Cardiovascular modeling, baroreflex mechanistic models, model development, ordinary differential equations, local and global sensitivity analysis, parameter estimation, optimization, mathematical applications to biology/physiology, inverse problems, dynamical systems, control theory
I currently work with Dr. Mette Olufsen in the Cardiovascular Dynamics Group. My primary focus is mathematical modeling of cardiovascular physiology and neurological control mechanisms with ordinary and delay differential equations. In conjunction with parameter estimation and optimization, I work in an inverse problem framework to determine model parameters given noninvasively obtained blood pressure and heart rate data.

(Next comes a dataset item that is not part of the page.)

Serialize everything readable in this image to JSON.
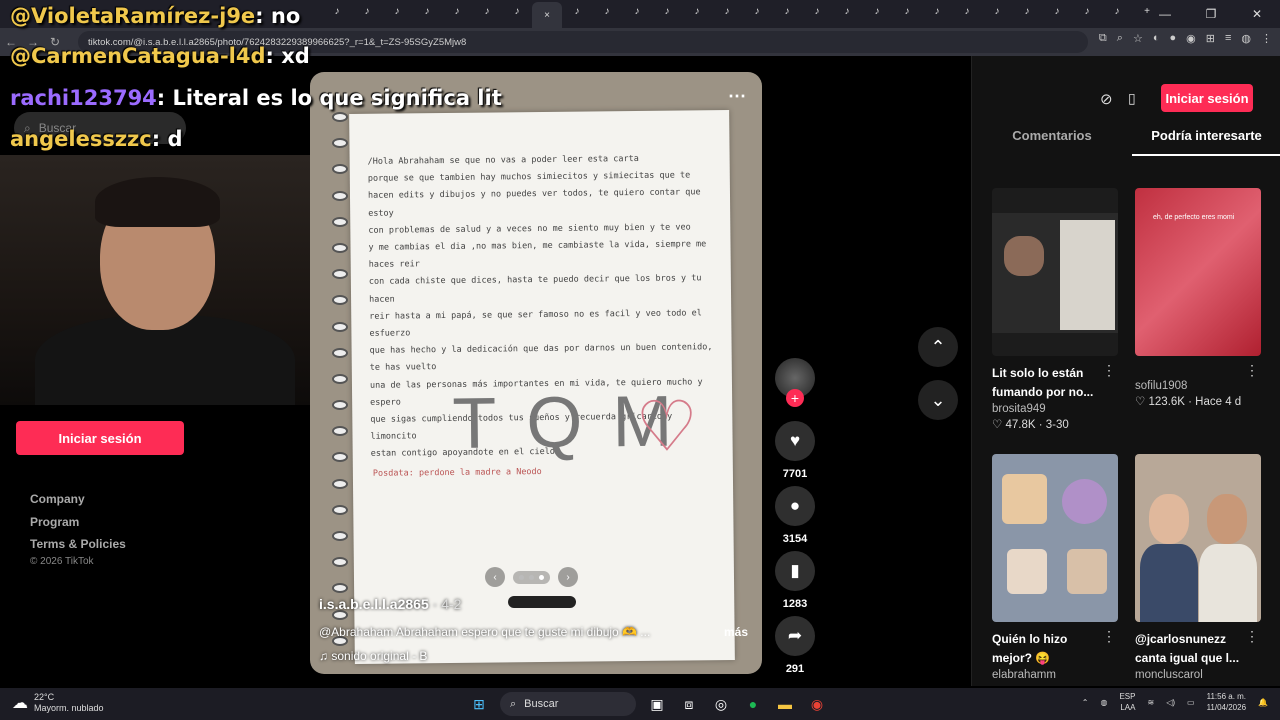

My research focuses on the development and analysis of a coupled cardiovascular and neurological model of the Valsalva Maneuver (VM) that fits heart rate and blood pressure data and predicts neurological signals for healthy control and abnormal subjects (see figure). The VM is the process of forced exhalation against a closed airway while maintaining an open glottis, thus voluntarily increasing intrathoracic pressure. The VM has a particular curve shape that, when distorted, elicits information about the efficacy of the control of the autonomic nervous system on cardiovascular flow.
My research is a part of a larger project with the goal of developing patient-specific models, particularly in the analysis of subjects who suffer various side-effects of the human papillomavirus (HPV) vaccine. I currently am in collaboration with Jesper Mehlsen at the Bispebjerg Hosptial in Copenhagen, Denmark.